Original Article Here by peg1014
When you see Professor of Music Theory and Composition Jonathan Santore walking around town, he’s likely not just getting fresh air. The co-leader of Plymouth State’s Visual and Performing Arts Academic Unit is probably creating music in his mind, or maybe planning coursework for a newly approved BA program in digital music production and entrepreneurship.
“We all picture composers with a quill pen, sitting at a piano, but I do my best composing when I’m walking,” he says. “I tell my students that everyone has a voice recorder app on their phone and to use it in composing. If I have a piece going, I walk more, pacing around, using my own voice app.”
For 28 years, Santore has been forming Plymouth State students’ perceptions about composition and musical structure, and training students’ ears. He has also worked earnestly on his own compositions, creating pieces like “Two Letters of Sulpicia,” which he wrote in 2011 for students Jennifer Fijal-Brevik ’11, a mezzo-soprano, and Molly Finkel ’12, a bassoonist.
Not long after the piece was performed, an artistic collaborator with ties to PSU, Emily Jaworski Koriath, asked Santore if he was interested in offering her a digital piece for a new album she was creating. Santore proposed transforming “Two Letters” into a piece with electronic accompaniment; the successful result is on Koriath’s new Naxos release, “These Distances Between Us,” recently reviewed in Opera News.
Santore was thrilled to be mentioned in the esteemed, traditional publication, especially in the context of digital composition, as it dovetails so well with the new musical era that he plans to focus on when the new Cluster major debuts this fall. “This recognition signals where we need to be,” he says. “Those of us who come from the traditional acoustic background need to bring acoustic and digital music practice together and not have one bend to the will of the other but acknowledge they each exist.”

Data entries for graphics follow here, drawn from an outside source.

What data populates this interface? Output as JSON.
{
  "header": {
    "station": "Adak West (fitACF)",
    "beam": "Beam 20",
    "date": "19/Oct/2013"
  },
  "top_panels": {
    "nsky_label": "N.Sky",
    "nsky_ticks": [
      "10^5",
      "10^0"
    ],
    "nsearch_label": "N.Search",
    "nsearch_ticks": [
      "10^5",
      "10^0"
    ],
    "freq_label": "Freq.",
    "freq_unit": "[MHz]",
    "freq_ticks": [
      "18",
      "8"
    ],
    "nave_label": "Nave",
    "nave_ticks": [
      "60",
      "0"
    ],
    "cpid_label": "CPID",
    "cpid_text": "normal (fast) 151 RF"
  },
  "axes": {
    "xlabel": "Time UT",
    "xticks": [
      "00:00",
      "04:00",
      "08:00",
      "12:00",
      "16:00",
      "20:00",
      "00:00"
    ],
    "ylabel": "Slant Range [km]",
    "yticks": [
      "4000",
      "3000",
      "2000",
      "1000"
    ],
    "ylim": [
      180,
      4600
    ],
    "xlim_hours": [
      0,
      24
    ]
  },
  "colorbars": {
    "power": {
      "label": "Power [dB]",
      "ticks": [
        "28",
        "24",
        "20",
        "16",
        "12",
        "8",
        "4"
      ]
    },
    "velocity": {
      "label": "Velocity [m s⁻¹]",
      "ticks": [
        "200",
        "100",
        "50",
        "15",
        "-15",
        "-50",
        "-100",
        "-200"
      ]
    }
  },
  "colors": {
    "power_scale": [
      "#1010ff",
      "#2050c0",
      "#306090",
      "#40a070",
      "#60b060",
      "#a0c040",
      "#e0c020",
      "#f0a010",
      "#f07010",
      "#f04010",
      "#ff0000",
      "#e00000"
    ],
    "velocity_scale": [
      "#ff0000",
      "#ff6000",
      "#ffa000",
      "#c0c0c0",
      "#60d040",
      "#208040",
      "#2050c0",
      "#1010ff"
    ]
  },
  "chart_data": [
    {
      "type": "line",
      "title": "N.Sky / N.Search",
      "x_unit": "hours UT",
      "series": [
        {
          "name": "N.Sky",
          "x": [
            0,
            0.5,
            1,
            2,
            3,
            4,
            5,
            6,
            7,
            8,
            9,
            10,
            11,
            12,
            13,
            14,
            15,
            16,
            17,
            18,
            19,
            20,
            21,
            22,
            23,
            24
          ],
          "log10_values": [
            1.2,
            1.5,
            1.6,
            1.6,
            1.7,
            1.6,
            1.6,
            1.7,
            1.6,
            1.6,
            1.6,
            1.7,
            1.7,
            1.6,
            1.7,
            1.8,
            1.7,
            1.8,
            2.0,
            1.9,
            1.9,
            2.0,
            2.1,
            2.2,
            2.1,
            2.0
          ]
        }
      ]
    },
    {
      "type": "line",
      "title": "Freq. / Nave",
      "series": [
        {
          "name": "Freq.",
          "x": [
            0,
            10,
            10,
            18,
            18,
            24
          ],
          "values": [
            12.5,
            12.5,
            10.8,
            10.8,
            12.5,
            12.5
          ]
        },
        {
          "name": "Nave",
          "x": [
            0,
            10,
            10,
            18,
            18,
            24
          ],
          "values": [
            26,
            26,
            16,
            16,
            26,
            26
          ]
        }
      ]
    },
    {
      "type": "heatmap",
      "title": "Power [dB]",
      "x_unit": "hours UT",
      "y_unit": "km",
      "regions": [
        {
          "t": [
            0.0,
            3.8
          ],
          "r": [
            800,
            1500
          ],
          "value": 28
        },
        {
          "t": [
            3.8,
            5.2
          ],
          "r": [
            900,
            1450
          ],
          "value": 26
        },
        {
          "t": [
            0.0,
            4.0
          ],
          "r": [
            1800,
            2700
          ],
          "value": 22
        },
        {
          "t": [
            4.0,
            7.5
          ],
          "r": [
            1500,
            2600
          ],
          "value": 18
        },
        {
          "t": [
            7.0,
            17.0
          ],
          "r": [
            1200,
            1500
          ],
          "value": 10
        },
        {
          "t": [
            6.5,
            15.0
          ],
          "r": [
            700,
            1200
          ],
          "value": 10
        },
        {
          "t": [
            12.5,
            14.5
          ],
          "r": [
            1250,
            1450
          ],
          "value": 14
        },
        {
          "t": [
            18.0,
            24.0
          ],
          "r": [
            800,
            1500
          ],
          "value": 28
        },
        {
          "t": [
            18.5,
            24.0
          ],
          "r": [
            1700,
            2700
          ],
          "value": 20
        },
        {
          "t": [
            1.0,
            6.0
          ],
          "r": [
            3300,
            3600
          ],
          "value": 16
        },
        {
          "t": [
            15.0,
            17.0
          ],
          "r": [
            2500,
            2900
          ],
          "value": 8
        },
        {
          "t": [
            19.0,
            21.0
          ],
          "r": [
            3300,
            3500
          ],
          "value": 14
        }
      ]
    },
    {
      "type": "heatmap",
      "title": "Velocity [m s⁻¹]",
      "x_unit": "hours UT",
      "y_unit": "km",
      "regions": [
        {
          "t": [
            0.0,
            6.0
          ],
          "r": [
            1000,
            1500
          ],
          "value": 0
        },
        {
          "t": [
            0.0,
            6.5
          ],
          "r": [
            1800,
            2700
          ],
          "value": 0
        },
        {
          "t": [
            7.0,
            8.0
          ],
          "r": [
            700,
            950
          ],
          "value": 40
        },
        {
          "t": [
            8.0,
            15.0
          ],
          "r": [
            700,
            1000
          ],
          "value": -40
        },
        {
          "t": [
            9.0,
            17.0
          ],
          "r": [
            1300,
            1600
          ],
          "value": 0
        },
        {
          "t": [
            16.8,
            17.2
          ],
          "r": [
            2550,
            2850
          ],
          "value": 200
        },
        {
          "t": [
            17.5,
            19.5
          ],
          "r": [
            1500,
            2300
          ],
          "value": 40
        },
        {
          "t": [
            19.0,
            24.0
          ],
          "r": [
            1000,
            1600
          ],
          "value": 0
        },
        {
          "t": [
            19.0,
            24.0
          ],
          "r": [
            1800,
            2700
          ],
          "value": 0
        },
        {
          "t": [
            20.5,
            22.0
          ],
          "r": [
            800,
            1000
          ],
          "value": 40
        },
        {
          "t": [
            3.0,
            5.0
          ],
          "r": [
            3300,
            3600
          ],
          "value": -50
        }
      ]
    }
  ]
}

Through his work in creating the new degree offering, Santore is responding to many musicians of today—digital-first musicians, who may not know how to read music but certainly know how to create rich orchestral sound, with a range of instruments via digital audio workstations on computers.
Santore believes that Opera News lends a vote in support. In its review of Santore’s work on Koriath’s album, the journal said, “The mostly low-register synthesized sounds are remarkably effective in summoning the first century BCE author’s ancient world. Set to Santore’s own free translation … both songs are by turns contemplative and ecstatic.”
Santore came to PSU with a PhD in music and a master’s in music composition, and his work has been in traditional acoustics—chorus, band, orchestra, and choral works. “My interest in digital-first musicians started about 15 years ago when students were creating complex, interesting music with little knowledge of notation,” he says. “I thought it was interesting and started exploring and getting up to speed.”
What Santore loves about composing is communicating emotion in a non-verbal way. Each semester, he teaches four to five courses. “I love to see the light come on and to help students make connections they haven’t yet made,” he says.
Recently, a young person came to see him to discuss doubts about creating music. “The student came back not long afterwards, having written a beautiful, fully formed composition, and it was amazing and delightful to find the pieces of advice I had offered were so helpful.
“I see my job as being a more experienced set of ears,” Santore continues. “I’m not interested in imposing taste or determining the criteria for what they think is good music. I’m interested in helping them develop those tools for themselves.”
Santore’s wife, Marcia, is a constant inspiration and support. When he is not spending time with her—or walking—he likes to read and play poker with friends. Music is largely front and center. “Music should always be a journey of the heart and intuition,” he says. “My goal in my teaching is to show students that their brain can help their hearts and their intuitions along in the journey.”